KSE fails to consolidate, dwindles by 21 pts

0
168

Low volume strength on the opening day of the month did invite across the board off-loading, initiated mainly by local financial groups. Meanwhile, decent discounts in dividend yielding stocks, sustaining the track of growth, kept the investors’ interest alive. However, dusty arena disallowed the benchmark to consolidate.
The KSE-100 index dwindled 21.65 points and closed at 12,035.89 levels, while total volume and total value stood at 54,587,692 and 3,444,265,484 respectively. The KSE-30 index squeezed 32.59 points to close at 11683.76 levels, while the All Share index closed at 8,447.32 levels after losing 21.04 points. Out of total 363 scrips, 61 scrips advanced, 219 declined and 83 remain unchanged.
Selective accumulation and singled-out support by OGDC, contributing almost 50 points to the benchmark, allowed the index sustain 12,000 despite losing 0.25 percent on closing basis. Volumes however, stayed low as budget cautions the investors.

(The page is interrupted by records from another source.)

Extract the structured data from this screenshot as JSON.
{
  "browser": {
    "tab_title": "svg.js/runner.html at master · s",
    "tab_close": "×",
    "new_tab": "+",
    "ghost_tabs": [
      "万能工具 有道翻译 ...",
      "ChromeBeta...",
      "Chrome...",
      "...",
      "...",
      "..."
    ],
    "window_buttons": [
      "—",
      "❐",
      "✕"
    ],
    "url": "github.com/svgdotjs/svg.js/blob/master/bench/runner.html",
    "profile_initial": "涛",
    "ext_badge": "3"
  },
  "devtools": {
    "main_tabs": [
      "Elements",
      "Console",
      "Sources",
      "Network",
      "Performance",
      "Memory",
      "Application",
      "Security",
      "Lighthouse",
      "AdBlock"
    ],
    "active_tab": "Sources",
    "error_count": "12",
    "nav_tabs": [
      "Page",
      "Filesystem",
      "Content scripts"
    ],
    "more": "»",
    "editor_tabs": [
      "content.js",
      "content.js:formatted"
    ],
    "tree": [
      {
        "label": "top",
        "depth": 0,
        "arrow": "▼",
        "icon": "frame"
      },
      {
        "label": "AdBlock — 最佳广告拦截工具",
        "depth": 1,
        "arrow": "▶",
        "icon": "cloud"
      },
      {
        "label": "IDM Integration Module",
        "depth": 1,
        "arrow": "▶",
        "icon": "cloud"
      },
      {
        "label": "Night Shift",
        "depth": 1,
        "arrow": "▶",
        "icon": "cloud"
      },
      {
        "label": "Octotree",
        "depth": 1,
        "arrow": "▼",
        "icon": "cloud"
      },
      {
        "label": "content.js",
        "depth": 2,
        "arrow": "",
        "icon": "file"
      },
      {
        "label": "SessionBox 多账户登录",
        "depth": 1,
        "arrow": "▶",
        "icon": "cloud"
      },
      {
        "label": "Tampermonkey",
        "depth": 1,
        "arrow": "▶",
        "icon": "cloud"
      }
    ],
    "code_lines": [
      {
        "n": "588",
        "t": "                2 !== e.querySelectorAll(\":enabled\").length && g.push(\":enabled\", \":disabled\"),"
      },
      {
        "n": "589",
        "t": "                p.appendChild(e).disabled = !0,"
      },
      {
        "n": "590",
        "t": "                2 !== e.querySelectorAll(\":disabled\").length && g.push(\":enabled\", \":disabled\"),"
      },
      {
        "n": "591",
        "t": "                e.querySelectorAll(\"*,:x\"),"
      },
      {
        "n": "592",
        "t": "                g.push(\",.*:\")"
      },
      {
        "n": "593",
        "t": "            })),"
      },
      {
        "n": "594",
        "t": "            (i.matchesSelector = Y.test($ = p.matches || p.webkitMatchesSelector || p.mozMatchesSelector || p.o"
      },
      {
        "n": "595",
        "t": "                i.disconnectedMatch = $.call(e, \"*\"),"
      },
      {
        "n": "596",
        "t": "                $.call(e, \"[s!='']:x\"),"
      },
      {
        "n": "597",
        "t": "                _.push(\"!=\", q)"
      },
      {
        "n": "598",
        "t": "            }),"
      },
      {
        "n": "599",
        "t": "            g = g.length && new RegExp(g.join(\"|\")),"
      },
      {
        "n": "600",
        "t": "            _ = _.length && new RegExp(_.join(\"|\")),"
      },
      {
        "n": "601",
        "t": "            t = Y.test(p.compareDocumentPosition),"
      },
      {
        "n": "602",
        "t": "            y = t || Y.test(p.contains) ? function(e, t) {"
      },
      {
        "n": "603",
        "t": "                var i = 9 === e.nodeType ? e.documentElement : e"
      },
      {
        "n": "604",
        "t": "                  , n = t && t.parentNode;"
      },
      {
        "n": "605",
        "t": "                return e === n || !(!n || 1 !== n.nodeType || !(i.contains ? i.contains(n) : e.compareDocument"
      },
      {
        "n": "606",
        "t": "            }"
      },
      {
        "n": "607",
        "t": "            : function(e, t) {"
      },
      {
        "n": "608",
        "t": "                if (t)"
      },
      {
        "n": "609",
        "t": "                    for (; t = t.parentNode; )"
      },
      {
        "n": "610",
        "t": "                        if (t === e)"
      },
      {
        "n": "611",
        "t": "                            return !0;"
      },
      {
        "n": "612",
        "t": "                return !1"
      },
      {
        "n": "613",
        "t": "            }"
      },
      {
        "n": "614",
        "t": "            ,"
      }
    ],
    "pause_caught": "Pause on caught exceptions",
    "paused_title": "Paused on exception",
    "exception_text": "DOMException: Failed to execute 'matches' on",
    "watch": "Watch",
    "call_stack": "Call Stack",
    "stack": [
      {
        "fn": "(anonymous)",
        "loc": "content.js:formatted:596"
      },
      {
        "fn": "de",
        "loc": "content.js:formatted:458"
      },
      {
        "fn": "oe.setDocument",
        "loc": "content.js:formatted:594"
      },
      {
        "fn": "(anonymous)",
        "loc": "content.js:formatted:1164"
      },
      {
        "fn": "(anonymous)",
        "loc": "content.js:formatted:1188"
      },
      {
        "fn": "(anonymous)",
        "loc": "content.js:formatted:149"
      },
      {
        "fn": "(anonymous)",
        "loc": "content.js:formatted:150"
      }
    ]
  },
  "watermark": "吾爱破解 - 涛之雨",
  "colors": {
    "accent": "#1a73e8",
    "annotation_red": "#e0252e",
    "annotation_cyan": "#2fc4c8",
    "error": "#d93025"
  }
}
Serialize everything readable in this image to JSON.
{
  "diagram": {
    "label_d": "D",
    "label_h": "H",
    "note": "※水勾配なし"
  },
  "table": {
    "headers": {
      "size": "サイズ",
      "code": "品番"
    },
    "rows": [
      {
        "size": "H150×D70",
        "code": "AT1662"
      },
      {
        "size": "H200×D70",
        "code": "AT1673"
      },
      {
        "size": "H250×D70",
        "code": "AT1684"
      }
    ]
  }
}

Top symbols of today’s session were Lotte Pak PTA, Fauji Fertiliser, Azgard Nine, Nishat (Chunian), Bank of Khyber, SilkBank, Oil and Gas Development, Fauji Fert Bin Qasim, Jah.Siddique and B.O.Punjab.
Although, the amount of leverage buy has been low (F-7), window for qualifying for leverage at the end of the session is frequently being used, thus infusing confidence amongst leverage players incase trades are not squared due to unfavourable rates.
With the result season almost over, resident participants were seemingly re-adjusting themselves for the federal budget and further tightening of the monetary stance. Lenient view on CGT, therefore, stays the only trigger, if considered, thereby forcing the index to plunge into red zone.
Hasnain Asghar Ali at Aziz Fidahusein said that need of the hour stays the much proposed change in implementation mode of CGT in order to allow the local bourse perform at its potential and attract international participants. Dips in fundamentally strong large cap stock will allow various opportunities, likely to invite renewed buying interest, thus recommending cautious buying mainly from the equity specific funds, he added.